Sturm bei Anfahrt auf Austin, aus dem Tourblog der Throwing Muses (2007)
Ich habe in meinem Leben zwei Konzerte von Vic Chesnutt besucht. Es wird nun kein weiteres mehr hinzukommen. Das erste: 1995, Cactus Café, Austin, Texas. Ein hinreißender Abend, endlos, Chesnutt in einer Spiellaune, die sich steigerte, immer weiter steigerte, eine aufgekratzte Laune, die ansteckte, aus der man kaum mehr herauskam, in meinem Kopf sang es immer weiter auf dem Weg nach Hause über den Campus.
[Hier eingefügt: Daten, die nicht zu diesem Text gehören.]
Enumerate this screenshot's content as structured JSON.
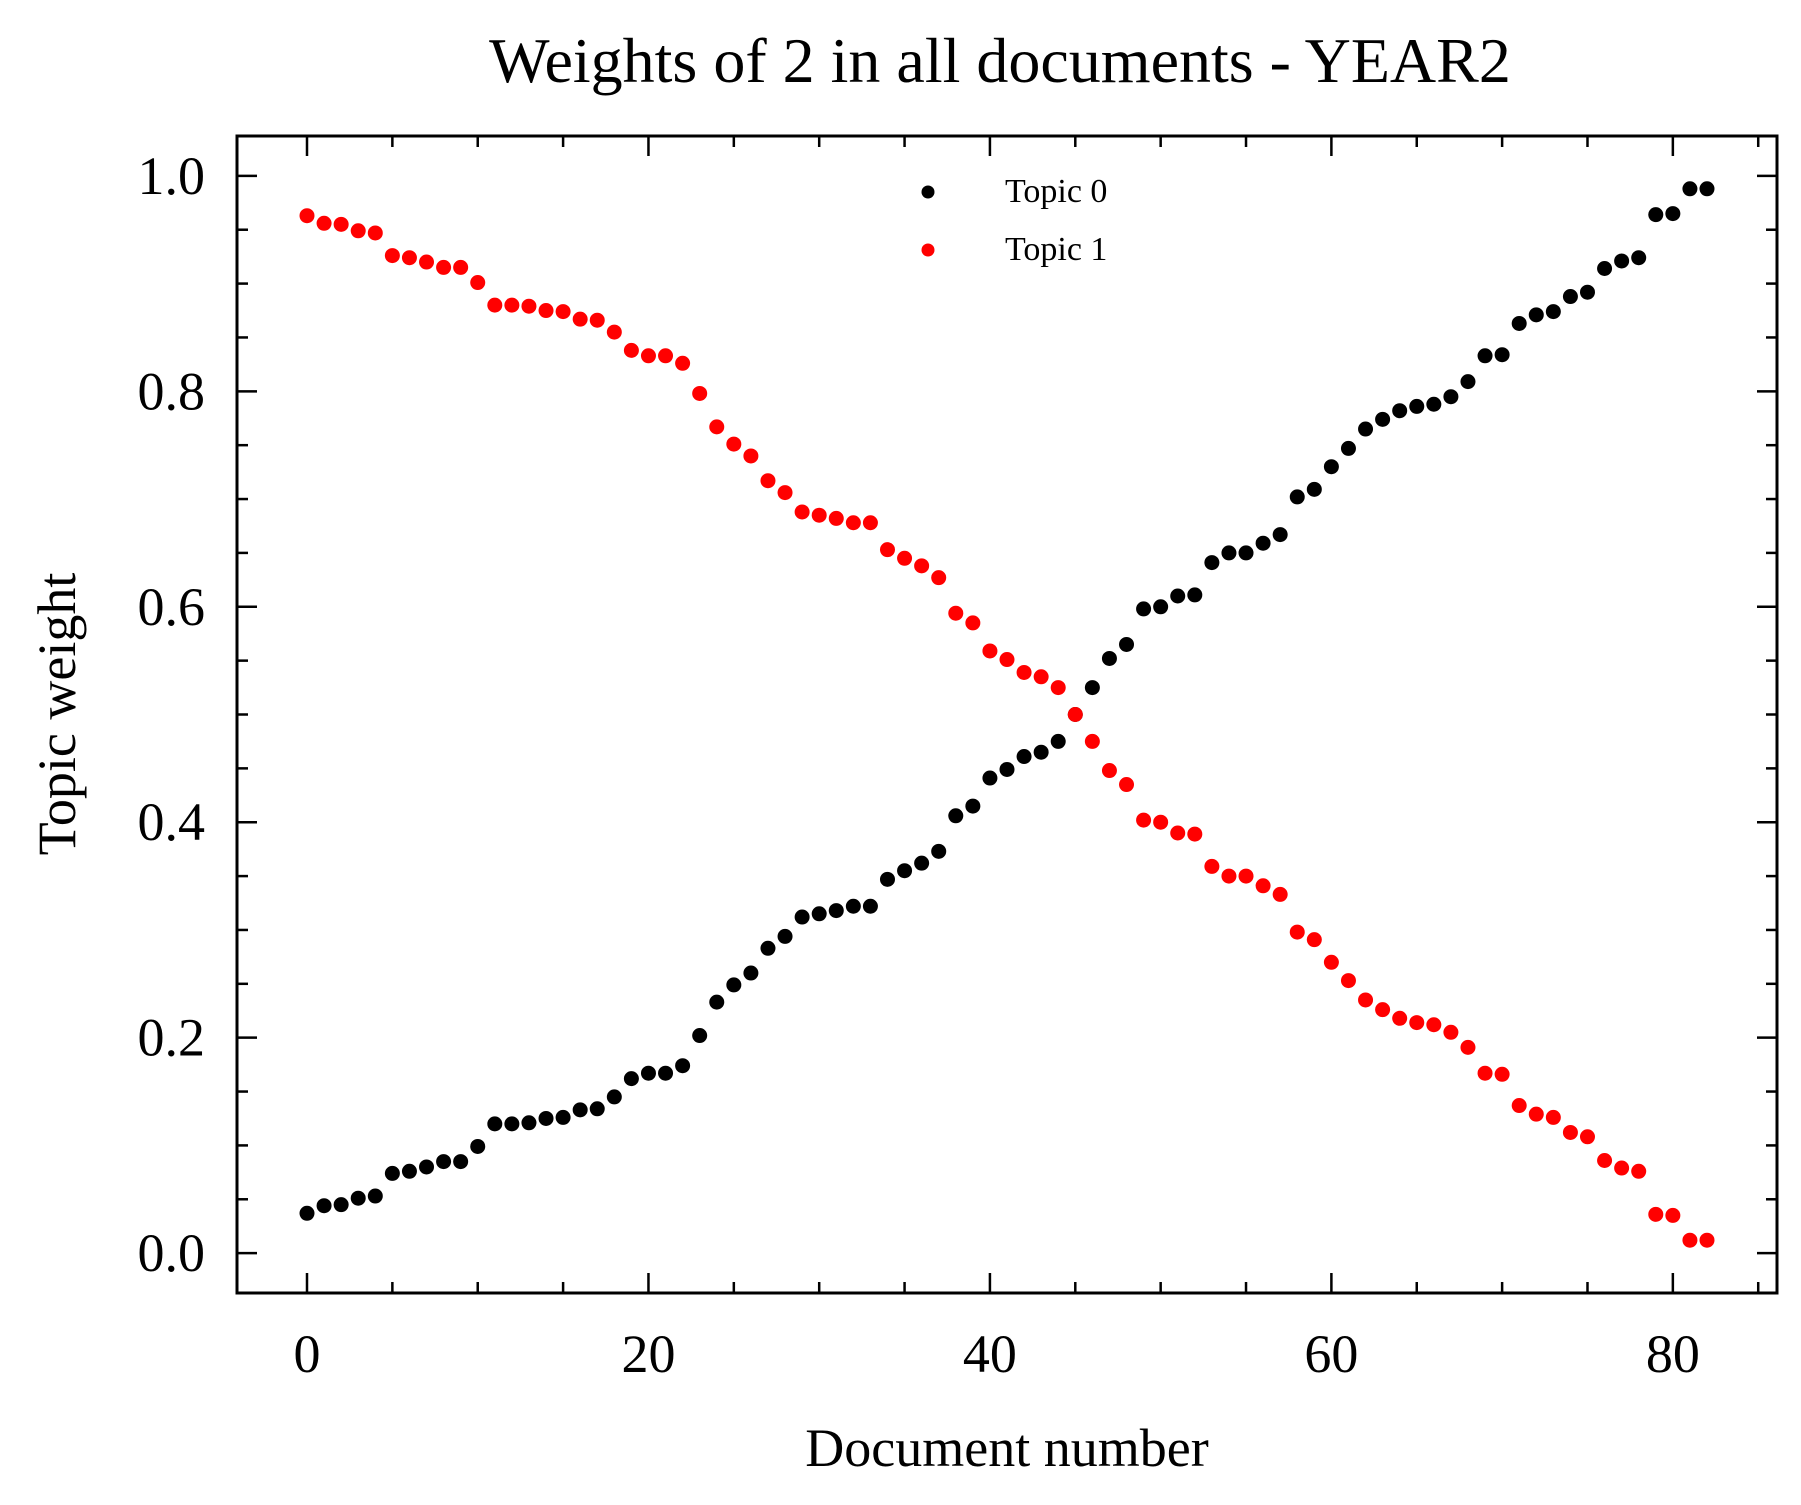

Drei oder vier Stunden ging das, eine wunderbare, keine Sekunde langweilige Endlosigkeit, eine Reise durchs Repertoire mit beiseite gemurmelten Bösartigkeiten, Rollstuhlwitzen, einzelne Phrasierungen der Songs, den Refrain von Isadora Duncan etwa, erinnere ich bis heute. (Beim Nachlesen der Lyrics stelle ich fest, dass es diesen Refrain so gar nicht gibt. Vielleicht habe ich ihn nachträglich, umso emphatischer mich erinnernd, erfunden. Oder Vic Chesnutt hat das damals eben anders gesungen.) Das zweite Konzert war ein paar Jahr später, 2001 vielleicht, im alten ColumbiaFritz in Berlin, das so nicht mehr existiert. Chesnutt war außerordentlich schlecht drauf an dem Abend, kam viel zu spät auf die Bühne, saß verloren herum, stimmte seine Gitarre immerzu neu, rülpste, war vielleicht besoffen oder depressiv, man verstand nicht, was er sagte, rollte von der Bühne, kam noch einmal wieder, begann einen Song, brach ihn wieder ab und nach zwanzig Minuten war das Konzert wieder vorbei. Niemand im Publikum hat gepfiffen, alle waren voll Sympathie für einen heiß geliebten Musiker, dem es so sichtbar schlecht ging, man klatschte traurig und keiner, da bin ich sicher, verlangte sein Geld zurück.
Zuletzt habe ich Chesnutt-Musik in Sebastian Schippers leider nicht sehr gutem Film Mitte Ende August gehört, aber das waren leider reine Instrumentalkompositionen. Das fand ich schade, denn vor allem habe ich immer die großartige nicht schöne Stimme von Vic Chesnutt und was er damit anstellte, sehr gemocht.